BTW, here's a report of a zombie army of over 100,000 IPs attacking the
MX host of elvey.com:
http://www.emailaddresses.com/forum/showthread.php?postid=198568#post198568
*e.g. It's not about stack depth. Also:
"The reason I do not want to go down the csv path is that I have yet to
see a
clear and concise explanation of the proposal..."
If there is a there there it will be possible to state in a short post the
changes necesary to express csv semantics in spf syntax. "
MOVING FORWARD:
Here I try to flesh out further how an attack might (not) work.
1) It would make sense to assume the attacker will have most leaf nodes of the
SPF records it published be victim nodes, and that some non-leaf nodes could be
as well (e.g. include:msn.com)
If we make the (perhaps unwarranted) assumption that SPF checkers rely on local
caching DNS resolvers that hold the world's SPF records, then are we safe?

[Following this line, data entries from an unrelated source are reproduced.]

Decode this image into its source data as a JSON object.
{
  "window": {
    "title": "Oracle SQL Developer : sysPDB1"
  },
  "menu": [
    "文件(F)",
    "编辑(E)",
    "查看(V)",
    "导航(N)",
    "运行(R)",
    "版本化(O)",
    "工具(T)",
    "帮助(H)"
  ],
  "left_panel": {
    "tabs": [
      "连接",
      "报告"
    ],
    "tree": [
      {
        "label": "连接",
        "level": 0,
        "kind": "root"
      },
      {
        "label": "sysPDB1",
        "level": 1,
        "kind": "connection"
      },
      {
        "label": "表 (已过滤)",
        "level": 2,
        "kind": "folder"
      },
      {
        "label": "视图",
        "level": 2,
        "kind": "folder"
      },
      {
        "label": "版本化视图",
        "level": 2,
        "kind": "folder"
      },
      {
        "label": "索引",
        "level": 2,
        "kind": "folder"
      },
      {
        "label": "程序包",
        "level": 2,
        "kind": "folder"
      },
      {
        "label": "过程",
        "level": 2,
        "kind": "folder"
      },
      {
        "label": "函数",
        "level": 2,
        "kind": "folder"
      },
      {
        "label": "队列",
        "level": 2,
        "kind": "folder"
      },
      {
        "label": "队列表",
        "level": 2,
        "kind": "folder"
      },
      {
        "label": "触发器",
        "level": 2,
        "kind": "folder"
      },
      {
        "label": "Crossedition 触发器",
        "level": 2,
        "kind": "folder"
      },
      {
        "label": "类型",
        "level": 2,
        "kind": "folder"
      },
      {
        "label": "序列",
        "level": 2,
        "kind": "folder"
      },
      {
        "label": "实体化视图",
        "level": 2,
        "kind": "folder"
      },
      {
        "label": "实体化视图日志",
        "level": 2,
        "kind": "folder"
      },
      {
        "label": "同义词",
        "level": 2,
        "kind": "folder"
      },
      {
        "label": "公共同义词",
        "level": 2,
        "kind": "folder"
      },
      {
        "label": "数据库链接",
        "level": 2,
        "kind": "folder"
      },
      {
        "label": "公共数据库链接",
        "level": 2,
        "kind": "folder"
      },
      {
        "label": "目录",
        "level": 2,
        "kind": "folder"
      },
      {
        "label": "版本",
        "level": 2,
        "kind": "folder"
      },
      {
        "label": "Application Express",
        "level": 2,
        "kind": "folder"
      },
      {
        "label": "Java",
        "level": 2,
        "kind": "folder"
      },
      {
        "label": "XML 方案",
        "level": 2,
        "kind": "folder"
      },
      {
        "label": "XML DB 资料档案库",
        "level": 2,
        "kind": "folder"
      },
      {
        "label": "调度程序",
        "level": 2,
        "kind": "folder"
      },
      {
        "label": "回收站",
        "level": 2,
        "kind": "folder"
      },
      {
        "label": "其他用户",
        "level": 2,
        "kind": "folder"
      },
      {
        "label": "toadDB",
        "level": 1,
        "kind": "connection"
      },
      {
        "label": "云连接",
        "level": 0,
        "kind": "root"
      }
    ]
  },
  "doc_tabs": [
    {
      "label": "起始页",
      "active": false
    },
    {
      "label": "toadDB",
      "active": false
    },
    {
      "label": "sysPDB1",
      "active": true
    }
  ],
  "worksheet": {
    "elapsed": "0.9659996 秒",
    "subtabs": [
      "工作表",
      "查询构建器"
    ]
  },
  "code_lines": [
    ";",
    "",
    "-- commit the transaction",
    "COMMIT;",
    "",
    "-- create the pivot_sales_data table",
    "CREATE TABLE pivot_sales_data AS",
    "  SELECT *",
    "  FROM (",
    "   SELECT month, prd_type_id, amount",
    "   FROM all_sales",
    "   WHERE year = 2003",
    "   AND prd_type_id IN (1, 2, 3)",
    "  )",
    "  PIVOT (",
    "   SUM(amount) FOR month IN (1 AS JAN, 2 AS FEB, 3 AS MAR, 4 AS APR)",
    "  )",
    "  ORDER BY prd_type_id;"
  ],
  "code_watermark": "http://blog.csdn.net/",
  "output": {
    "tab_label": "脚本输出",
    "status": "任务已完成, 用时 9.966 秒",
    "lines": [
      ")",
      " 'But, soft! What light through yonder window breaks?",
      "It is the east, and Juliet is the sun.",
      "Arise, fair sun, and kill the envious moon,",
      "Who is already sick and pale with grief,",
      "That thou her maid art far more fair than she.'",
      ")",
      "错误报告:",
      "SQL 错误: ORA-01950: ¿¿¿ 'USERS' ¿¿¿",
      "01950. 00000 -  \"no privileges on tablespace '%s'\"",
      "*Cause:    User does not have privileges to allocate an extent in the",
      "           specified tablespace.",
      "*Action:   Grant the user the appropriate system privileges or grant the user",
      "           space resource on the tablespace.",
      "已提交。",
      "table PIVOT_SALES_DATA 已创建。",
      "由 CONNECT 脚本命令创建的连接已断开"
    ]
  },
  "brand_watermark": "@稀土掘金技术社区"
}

No,
with a dynamic SPF record with thousands of leaf nodes, all random macros, no
DNS resolver can cache that. No scheme for determining that the domain or any
IPs involved can be blacklisted thereby has been presented or comes to mind.
What if we eliminate macros? Well, a)I don't think we should but b) does it
fix the problem?
Doug's attack scenario made no use of macros, and seems reasonable, so probably
the answer is 'no'.
However, let's take a step back. Before fetching the whole SPF record, the
domain will be checked with a reputation service.
Perhaps we say that the first N (N=3?) UDP DNS queries to fetch an SPF record must either fetch the whole record or specify a reputation service that at least gives the domain enough credibility for a fetch of the rest of the record to be warranted. Thoughts, anyone?
Perhaps simply the fact that the domain hasn't been blacklisted gives the domain enough credibility for a fetch of the record to be warranted. Thoughts, anyone?
A point that I thought was obvious, but some may have missed: if an SPF
record's tree can be ten levels deep, it can require thousands of DNS queries
to resove. The number of DNS queries is what needs to be controlled.
PS. I wrote this post before reading Greg's about limiting posts, which was probably deservedly targeted partly at me.
I'll bite my tongue for a while. <Err, just read Meng's post. I was convinced that if SPF doesn't act as an amplifier, it's fairly safe. Now I realize that even in that case, it still isn't safe. But neither is CSV. So why worry?> Sorry my posts (all to 2 threads) were excessive, and the thread that went downhill.